Le script a également introduit des références explicites au scénario politique brésilien. Dans l’acte pénitentiel, il a été demandé pardon pour les occasions où l’on ne prend pas « au sérieux le destin du pays lors des élections » et pour ne pas dénoncer certaines candidatures liées au « pouvoir économique ».
Au cours de la prière des fidèles, il a également été demandé le discernement pour ne pas voter pour ceux qui mettraient « en jeu la souveraineté du Brésil », auraient un « plan de coup d’État » ou chercheraient à transformer le bien public « en objet de profit ».
La réponse prévue pour les participants était :
« Délivre-nous, Seigneur, de toutes les personnes qui utilisent la politique pour trahir le peuple brésilien ! ».
La dimension électorale n’était pas non plus étrangère à l’appel de la CEPAST. Dans son message de mobilisation, la commission présidée par Santos Mendes a qualifié le moment politique du Brésil de « décisif » et a appelé à promouvoir des espaces de discussion et de mobilisation communautaire.
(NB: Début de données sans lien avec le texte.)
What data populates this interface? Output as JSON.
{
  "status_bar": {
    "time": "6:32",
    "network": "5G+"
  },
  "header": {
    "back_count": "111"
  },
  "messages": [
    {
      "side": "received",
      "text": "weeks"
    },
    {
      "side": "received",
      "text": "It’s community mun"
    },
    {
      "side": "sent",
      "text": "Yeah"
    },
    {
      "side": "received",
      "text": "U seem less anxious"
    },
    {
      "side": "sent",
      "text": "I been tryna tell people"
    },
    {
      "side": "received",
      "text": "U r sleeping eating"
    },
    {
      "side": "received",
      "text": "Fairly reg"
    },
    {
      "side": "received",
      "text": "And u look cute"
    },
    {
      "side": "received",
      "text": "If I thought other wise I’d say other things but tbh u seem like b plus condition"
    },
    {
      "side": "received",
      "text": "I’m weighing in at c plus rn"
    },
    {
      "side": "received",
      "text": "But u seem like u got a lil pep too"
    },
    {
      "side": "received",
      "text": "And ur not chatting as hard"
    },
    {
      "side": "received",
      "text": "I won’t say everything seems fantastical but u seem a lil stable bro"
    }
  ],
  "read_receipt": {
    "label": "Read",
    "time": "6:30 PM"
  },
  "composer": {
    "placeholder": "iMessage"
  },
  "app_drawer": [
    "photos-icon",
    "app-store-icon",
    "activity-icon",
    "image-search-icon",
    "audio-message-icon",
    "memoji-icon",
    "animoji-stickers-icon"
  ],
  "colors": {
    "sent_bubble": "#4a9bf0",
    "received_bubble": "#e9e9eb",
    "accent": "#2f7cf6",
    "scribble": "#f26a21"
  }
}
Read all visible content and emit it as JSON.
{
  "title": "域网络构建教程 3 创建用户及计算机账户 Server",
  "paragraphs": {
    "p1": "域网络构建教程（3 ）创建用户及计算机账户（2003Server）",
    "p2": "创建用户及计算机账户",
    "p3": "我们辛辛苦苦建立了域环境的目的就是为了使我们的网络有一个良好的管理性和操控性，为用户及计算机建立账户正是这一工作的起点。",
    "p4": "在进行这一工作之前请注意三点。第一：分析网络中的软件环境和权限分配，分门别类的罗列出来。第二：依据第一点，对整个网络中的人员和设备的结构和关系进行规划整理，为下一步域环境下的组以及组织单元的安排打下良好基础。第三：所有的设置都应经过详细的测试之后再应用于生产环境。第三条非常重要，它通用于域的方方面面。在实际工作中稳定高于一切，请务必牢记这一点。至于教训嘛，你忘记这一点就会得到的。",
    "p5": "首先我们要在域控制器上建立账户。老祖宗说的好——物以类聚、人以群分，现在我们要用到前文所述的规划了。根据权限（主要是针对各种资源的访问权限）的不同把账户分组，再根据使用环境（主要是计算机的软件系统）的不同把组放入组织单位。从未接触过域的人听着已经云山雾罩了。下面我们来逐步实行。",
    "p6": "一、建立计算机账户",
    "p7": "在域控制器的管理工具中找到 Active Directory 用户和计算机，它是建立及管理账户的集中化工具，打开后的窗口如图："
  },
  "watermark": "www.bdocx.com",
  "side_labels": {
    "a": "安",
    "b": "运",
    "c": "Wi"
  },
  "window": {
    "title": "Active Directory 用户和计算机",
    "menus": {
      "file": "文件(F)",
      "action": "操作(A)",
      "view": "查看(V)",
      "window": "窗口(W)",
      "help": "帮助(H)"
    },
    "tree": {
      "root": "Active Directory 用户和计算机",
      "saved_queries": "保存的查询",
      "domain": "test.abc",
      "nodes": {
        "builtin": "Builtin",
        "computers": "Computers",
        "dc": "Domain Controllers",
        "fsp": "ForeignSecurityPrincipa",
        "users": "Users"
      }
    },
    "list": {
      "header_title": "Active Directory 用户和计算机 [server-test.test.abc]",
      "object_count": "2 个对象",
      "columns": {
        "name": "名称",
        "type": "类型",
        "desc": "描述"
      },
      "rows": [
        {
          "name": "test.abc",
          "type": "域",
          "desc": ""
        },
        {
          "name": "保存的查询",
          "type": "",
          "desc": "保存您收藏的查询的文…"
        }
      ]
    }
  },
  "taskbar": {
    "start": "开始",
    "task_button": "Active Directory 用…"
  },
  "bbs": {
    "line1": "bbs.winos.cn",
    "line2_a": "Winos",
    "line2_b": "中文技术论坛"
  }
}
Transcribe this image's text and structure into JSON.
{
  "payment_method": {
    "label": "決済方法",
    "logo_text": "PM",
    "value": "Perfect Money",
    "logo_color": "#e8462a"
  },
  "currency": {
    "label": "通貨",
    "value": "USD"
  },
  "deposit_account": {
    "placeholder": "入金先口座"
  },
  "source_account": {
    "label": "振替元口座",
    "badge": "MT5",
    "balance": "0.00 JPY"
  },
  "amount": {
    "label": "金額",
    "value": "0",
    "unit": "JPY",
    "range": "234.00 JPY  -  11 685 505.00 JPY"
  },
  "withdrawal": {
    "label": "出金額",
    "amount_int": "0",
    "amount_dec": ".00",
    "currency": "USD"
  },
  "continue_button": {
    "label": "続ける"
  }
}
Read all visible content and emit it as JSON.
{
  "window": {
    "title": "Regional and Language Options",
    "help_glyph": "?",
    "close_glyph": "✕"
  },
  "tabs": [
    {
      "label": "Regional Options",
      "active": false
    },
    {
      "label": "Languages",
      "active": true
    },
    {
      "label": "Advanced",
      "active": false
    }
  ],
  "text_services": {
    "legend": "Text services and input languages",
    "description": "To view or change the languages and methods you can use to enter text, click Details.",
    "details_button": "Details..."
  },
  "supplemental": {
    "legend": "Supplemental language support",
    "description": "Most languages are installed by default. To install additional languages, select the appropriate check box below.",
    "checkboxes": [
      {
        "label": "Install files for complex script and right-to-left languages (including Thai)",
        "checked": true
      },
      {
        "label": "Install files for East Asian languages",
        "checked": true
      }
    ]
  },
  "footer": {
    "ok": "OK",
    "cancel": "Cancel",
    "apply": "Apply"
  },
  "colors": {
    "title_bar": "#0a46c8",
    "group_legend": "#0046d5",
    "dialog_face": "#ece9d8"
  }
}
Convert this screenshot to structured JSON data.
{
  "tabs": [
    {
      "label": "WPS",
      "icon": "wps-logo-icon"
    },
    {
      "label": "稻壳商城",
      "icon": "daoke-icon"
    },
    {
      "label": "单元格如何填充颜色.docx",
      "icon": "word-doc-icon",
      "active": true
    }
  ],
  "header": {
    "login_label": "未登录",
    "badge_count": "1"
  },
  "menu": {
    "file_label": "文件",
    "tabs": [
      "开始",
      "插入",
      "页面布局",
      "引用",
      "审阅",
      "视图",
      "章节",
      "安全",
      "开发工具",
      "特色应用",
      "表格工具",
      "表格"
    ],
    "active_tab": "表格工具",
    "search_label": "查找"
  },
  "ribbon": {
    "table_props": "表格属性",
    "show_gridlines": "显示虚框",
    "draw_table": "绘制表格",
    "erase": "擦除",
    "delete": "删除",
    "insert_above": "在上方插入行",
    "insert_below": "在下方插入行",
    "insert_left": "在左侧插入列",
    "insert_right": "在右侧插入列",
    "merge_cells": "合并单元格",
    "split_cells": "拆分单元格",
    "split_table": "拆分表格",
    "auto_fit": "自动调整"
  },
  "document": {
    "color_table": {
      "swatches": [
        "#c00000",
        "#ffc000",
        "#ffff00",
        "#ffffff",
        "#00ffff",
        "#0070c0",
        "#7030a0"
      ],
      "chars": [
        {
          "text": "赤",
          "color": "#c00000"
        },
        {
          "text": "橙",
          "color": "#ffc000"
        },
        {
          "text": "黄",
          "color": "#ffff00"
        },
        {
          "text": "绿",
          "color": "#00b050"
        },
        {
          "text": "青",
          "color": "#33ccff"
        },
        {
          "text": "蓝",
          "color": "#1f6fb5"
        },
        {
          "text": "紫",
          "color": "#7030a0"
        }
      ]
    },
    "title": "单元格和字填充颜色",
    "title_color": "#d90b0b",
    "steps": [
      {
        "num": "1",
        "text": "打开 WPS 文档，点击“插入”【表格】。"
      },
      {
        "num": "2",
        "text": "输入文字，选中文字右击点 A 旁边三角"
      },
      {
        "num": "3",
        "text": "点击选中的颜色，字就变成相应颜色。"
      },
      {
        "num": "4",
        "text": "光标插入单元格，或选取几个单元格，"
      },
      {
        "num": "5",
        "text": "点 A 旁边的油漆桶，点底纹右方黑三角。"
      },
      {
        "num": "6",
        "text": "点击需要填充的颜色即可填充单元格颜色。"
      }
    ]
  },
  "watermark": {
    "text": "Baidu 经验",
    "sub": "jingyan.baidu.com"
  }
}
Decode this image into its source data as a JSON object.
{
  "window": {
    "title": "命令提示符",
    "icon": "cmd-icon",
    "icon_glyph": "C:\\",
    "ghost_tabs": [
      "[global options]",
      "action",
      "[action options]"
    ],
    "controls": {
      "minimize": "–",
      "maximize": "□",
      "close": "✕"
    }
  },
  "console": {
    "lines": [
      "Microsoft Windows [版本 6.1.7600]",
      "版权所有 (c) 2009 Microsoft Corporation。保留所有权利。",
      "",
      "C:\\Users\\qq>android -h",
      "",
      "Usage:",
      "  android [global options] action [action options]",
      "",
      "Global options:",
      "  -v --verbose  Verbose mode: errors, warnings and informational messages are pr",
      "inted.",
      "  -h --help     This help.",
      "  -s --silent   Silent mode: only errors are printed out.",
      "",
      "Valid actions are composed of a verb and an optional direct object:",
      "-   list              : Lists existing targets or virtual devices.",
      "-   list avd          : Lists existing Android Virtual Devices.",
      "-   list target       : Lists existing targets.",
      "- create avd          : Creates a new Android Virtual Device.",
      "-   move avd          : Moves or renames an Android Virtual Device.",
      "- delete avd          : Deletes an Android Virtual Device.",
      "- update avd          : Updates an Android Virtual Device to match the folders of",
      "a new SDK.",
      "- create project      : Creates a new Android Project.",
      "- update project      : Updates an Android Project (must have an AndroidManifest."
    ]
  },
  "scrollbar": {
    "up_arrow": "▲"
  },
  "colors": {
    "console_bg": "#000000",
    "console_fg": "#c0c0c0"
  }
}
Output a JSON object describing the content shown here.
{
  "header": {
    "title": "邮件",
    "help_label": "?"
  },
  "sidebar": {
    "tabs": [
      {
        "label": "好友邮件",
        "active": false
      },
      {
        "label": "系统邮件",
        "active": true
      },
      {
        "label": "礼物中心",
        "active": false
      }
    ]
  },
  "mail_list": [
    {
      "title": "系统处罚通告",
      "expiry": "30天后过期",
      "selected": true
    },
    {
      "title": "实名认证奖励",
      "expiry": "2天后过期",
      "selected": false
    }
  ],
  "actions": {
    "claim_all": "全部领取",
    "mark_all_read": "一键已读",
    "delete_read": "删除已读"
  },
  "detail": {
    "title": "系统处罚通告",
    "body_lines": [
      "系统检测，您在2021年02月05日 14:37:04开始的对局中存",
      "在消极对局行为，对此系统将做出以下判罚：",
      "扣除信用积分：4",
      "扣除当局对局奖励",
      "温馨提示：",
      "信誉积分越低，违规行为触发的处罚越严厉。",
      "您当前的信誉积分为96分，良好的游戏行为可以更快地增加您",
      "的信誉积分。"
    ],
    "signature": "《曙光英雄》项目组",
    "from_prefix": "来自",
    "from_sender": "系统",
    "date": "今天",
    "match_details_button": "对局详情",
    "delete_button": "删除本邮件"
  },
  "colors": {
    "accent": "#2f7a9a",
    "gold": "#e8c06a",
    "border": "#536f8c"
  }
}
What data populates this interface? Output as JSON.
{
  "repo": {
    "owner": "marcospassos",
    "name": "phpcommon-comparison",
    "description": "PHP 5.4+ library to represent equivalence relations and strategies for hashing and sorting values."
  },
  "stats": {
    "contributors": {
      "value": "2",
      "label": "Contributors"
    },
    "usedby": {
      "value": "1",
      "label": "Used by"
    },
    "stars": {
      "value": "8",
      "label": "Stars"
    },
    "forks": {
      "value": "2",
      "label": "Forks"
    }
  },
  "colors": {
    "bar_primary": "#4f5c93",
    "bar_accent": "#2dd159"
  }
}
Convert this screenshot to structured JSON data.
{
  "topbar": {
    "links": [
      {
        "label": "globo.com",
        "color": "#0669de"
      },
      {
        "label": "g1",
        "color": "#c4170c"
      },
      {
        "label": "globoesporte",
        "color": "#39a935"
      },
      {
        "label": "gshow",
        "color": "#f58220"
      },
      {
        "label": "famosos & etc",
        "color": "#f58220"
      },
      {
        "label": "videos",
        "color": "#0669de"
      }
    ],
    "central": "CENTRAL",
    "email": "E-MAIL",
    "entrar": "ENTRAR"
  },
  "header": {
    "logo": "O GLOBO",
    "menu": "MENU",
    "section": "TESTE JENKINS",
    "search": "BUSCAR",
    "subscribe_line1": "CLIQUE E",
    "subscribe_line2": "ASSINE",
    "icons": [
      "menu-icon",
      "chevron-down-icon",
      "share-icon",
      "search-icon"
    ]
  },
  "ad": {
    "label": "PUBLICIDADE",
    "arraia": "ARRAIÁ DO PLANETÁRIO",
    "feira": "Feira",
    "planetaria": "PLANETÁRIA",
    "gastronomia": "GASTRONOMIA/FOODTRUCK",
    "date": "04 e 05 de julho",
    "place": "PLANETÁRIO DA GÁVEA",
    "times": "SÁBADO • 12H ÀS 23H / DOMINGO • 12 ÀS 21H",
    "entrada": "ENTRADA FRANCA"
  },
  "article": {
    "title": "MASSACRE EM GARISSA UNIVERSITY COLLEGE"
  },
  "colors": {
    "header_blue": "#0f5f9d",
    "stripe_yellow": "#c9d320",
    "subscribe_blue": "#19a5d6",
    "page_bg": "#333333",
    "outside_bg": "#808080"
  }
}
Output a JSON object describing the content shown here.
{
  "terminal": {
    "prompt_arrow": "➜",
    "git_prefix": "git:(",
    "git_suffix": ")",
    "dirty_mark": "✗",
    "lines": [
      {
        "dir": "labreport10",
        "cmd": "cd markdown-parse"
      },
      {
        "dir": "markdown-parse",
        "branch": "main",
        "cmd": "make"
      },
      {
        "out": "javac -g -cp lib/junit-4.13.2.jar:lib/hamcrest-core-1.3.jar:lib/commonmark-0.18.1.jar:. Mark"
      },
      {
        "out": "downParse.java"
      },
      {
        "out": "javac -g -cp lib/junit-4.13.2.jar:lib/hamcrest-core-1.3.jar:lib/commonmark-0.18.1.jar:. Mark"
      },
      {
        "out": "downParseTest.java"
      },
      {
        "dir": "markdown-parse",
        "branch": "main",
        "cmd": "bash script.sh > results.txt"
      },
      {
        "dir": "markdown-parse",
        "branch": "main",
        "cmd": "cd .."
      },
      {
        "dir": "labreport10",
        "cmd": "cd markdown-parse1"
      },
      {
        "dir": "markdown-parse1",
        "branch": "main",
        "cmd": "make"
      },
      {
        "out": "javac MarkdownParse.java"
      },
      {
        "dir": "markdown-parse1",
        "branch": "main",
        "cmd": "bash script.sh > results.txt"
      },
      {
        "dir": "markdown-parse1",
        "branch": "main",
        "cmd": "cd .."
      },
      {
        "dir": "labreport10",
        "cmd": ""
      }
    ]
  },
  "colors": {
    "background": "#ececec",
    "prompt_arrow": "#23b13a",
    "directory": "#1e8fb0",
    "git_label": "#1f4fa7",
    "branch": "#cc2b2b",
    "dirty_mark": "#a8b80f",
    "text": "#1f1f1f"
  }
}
Une mobilisation née dans l’entourage de la CNBB
Le Grito dos Excluídos remonte à la IIᵉ Semaine sociale brésilienne de 1993 et 1994 et a célébré sa première journée nationale le 7 septembre 1995. L’année suivante, il a été intégré par la CNBB à ses initiatives dans le cadre du projet Rumo ao Novo Milênio.
La mobilisation est délibérément célébrée le Jour de l’Indépendance du Brésil. Sa propre organisation la présente comme un « contrepoint » aux commémorations officielles et comme un espace de mobilisation et de « conscience politique ».
Y participent des organismes et pastorales de l’Église, dont Caritas Brésil, la Commission pastorale de la Terre, la Pastorale ouvrière et les Communautés ecclésiales de base, ainsi que des organisations et mouvements sociaux comme le Mouvement des travailleurs ruraux sans terre (MST).
Bien que la Conférence épiscopale brésilienne s’exonère en tant qu’auteure du « Credo de la Jeunesse » et que sa commission « sociotransformatrice » nie avoir élaboré le script, cela ne modifie pas le fait central de ce qui s’est passé à Brejo. Santos Mendes, évêque catholique et président d’une commission épiscopale de la CNBB, a présenté le « Credo de la Jeunesse » et a permis qu’il soit récité au cours de la Messe qu’il présidait lui-même.